The CSA boss further noted that phase four of the merger process will focus on the redirection of employees to positions in other ministries and agencies where their skills are most needed.
Also addressing the employees, Dr. Amos Sawyer of the Governance Commission said the merger is part of government's efforts to decentralize governance functions throughout the country to enable citizens to return to their respective counties with jobs.
According to him, the merger is also intended to eliminate duplication of functions in government to ensure a sizable and affective public service work force.
On Tuesday, the employees jointly petitioned the Legislature Tuesday expressing their disappointment in the government's decision to merge the two ministries.
Even though the employees seem not to be opposing the bill that will ensure the merger of the two government entities, they stated in their petition that they are not happy with the manner in which the whole merger process is being carried out.
The aggrieved employees in a petition statement presented to the House of representative Chair on claims and petition Gabriel Nyenkan, said they are surprised that the exercise intends to render nearly ninety percent of the combined employees of the merged ministries jobless.
The Finance and Planning workers claimed that the process is proceeding without adherence to the relevant provisions of the executive laws and civil service standing order that should govern such activities and procedures.

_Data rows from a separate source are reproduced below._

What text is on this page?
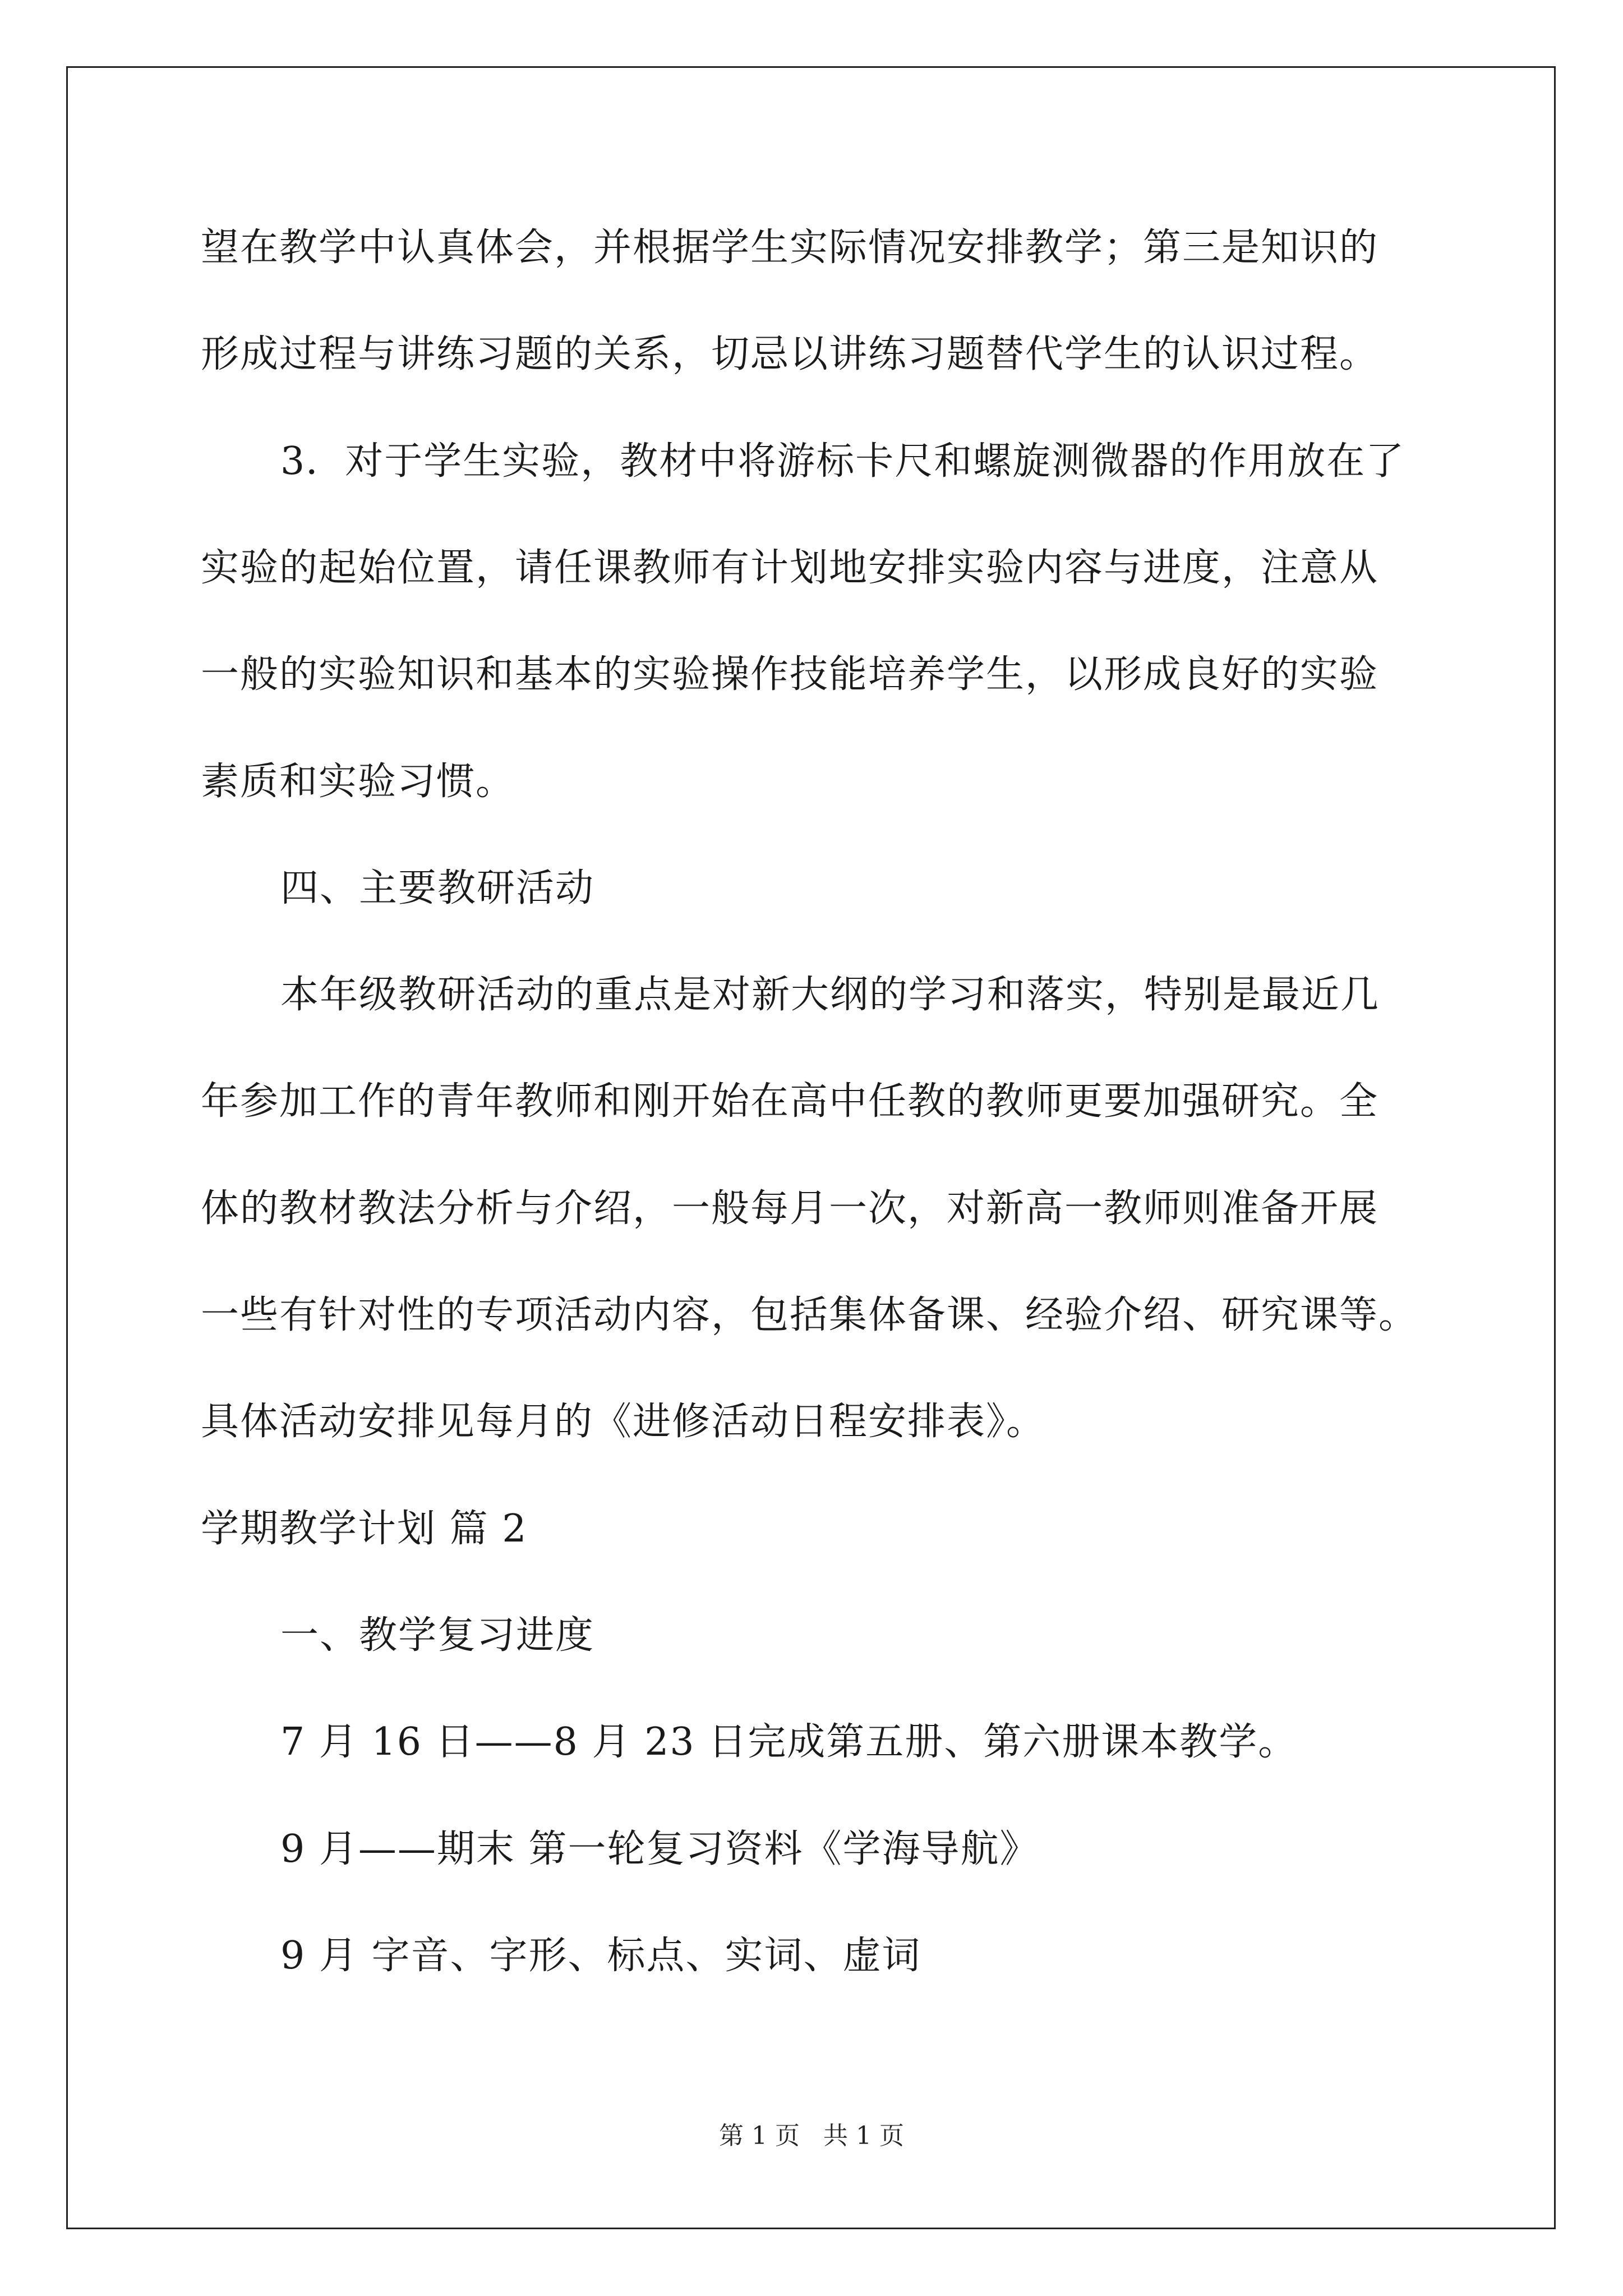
望在教学中认真体会，并根据学生实际情况安排教学；第三是知识的
形成过程与讲练习题的关系，切忌以讲练习题替代学生的认识过程。
3．对于学生实验，教材中将游标卡尺和螺旋测微器的作用放在了
实验的起始位置，请任课教师有计划地安排实验内容与进度，注意从
一般的实验知识和基本的实验操作技能培养学生，以形成良好的实验
素质和实验习惯。
四、主要教研活动
本年级教研活动的重点是对新大纲的学习和落实，特别是最近几
年参加工作的青年教师和刚开始在高中任教的教师更要加强研究。全
体的教材教法分析与介绍，一般每月一次，对新高一教师则准备开展
一些有针对性的专项活动内容，包括集体备课、经验介绍、研究课等。
具体活动安排见每月的《进修活动日程安排表》。
学期教学计划 篇 2
一、教学复习进度
7 月 16 日——8 月 23 日完成第五册、第六册课本教学。
9 月——期末 第一轮复习资料《学海导航》
9 月 字音、字形、标点、实词、虚词
第 1 页 共 1 页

"All documentations available to us have effectively precluded that the Civil service Agency Director General shall prescribe procedures whereby layoff off Civil servants may be accomplished as enshrined in section 66.35, of the Executive Law of Liberia," they stated in their petition to the august body.

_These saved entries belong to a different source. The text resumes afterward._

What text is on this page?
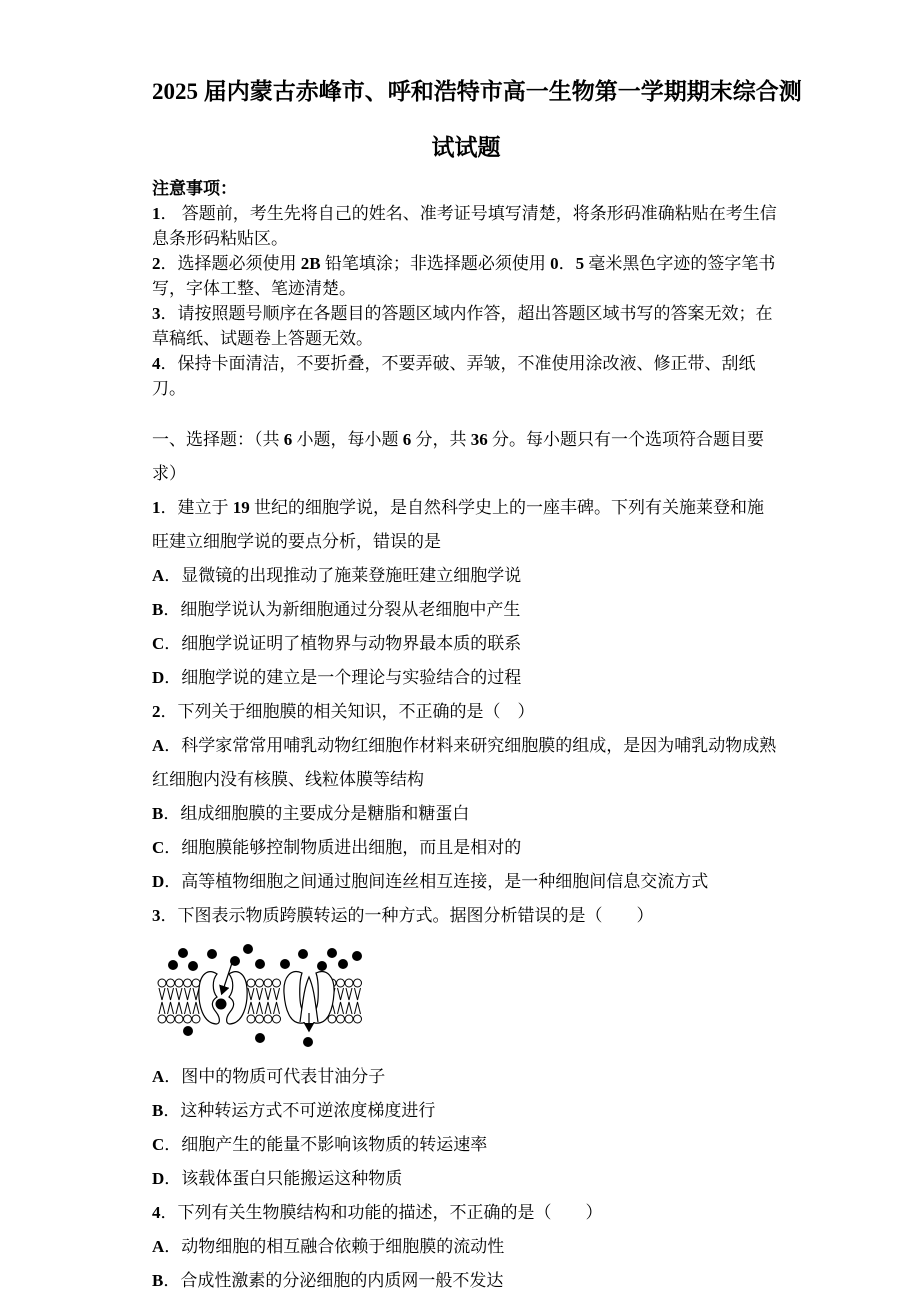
2025 届内蒙古赤峰市、呼和浩特市高一生物第一学期期末综合测
试试题
注意事项：
1． 答题前，考生先将自己的姓名、准考证号填写清楚，将条形码准确粘贴在考生信息条形码粘贴区。
2．选择题必须使用 2B 铅笔填涂；非选择题必须使用 0．5 毫米黑色字迹的签字笔书写，字体工整、笔迹清楚。
3．请按照题号顺序在各题目的答题区域内作答，超出答题区域书写的答案无效；在草稿纸、试题卷上答题无效。
4．保持卡面清洁，不要折叠，不要弄破、弄皱，不准使用涂改液、修正带、刮纸刀。
一、选择题：（共 6 小题，每小题 6 分，共 36 分。每小题只有一个选项符合题目要求）
1．建立于 19 世纪的细胞学说，是自然科学史上的一座丰碑。下列有关施莱登和施旺建立细胞学说的要点分析，错误的是
A．显微镜的出现推动了施莱登施旺建立细胞学说
B．细胞学说认为新细胞通过分裂从老细胞中产生
C．细胞学说证明了植物界与动物界最本质的联系
D．细胞学说的建立是一个理论与实验结合的过程
2．下列关于细胞膜的相关知识，不正确的是（　）
A．科学家常常用哺乳动物红细胞作材料来研究细胞膜的组成，是因为哺乳动物成熟红细胞内没有核膜、线粒体膜等结构
B．组成细胞膜的主要成分是糖脂和糖蛋白
C．细胞膜能够控制物质进出细胞，而且是相对的
D．高等植物细胞之间通过胞间连丝相互连接，是一种细胞间信息交流方式
3．下图表示物质跨膜转运的一种方式。据图分析错误的是（　　）
A．图中的物质可代表甘油分子
B．这种转运方式不可逆浓度梯度进行
C．细胞产生的能量不影响该物质的转运速率
D．该载体蛋白只能搬运这种物质
4．下列有关生物膜结构和功能的描述，不正确的是（　　）
A．动物细胞的相互融合依赖于细胞膜的流动性
B．合成性激素的分泌细胞的内质网一般不发达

They also argued that documents in the possession of civil servants at the Ministry of Finance have proved that the policy think tank named and styled "African Center for Economic Transformation" contravenes existing laws governing Civil servants and their institutions.
The employees amongst several things recommended that; the process of institutional reform be an all-inclusive event comprising of all major stakeholders including but not limited to the impoverished working class; that the current laws on pension and layoff be amended in order to conform to today's economic realities; and that the Civil Service Agency which is recognized by statute be the only competing and responsible agency to lead the process.
Representative Gabriel Nyenkan (UP-District#12 Montserrado County) chair on the House of Representative committee on claims and petition received the petition and promised to communicate it to plenary of the House of Representatives.
Recently the committees on Governance and ways means and finance conducted a public hearing on the act setting the revenue department at the finance Ministry as an autonomous agency and the merger of the planning and finance Ministries.
The hearing brought together prominent individuals, civil society organizations, and professors from the State Run University, economist and political actors to debate the bill. The bill currently lies in committee room awaiting passage, and there seems to be a high legislative will to ensure the smooth sailing of the bill.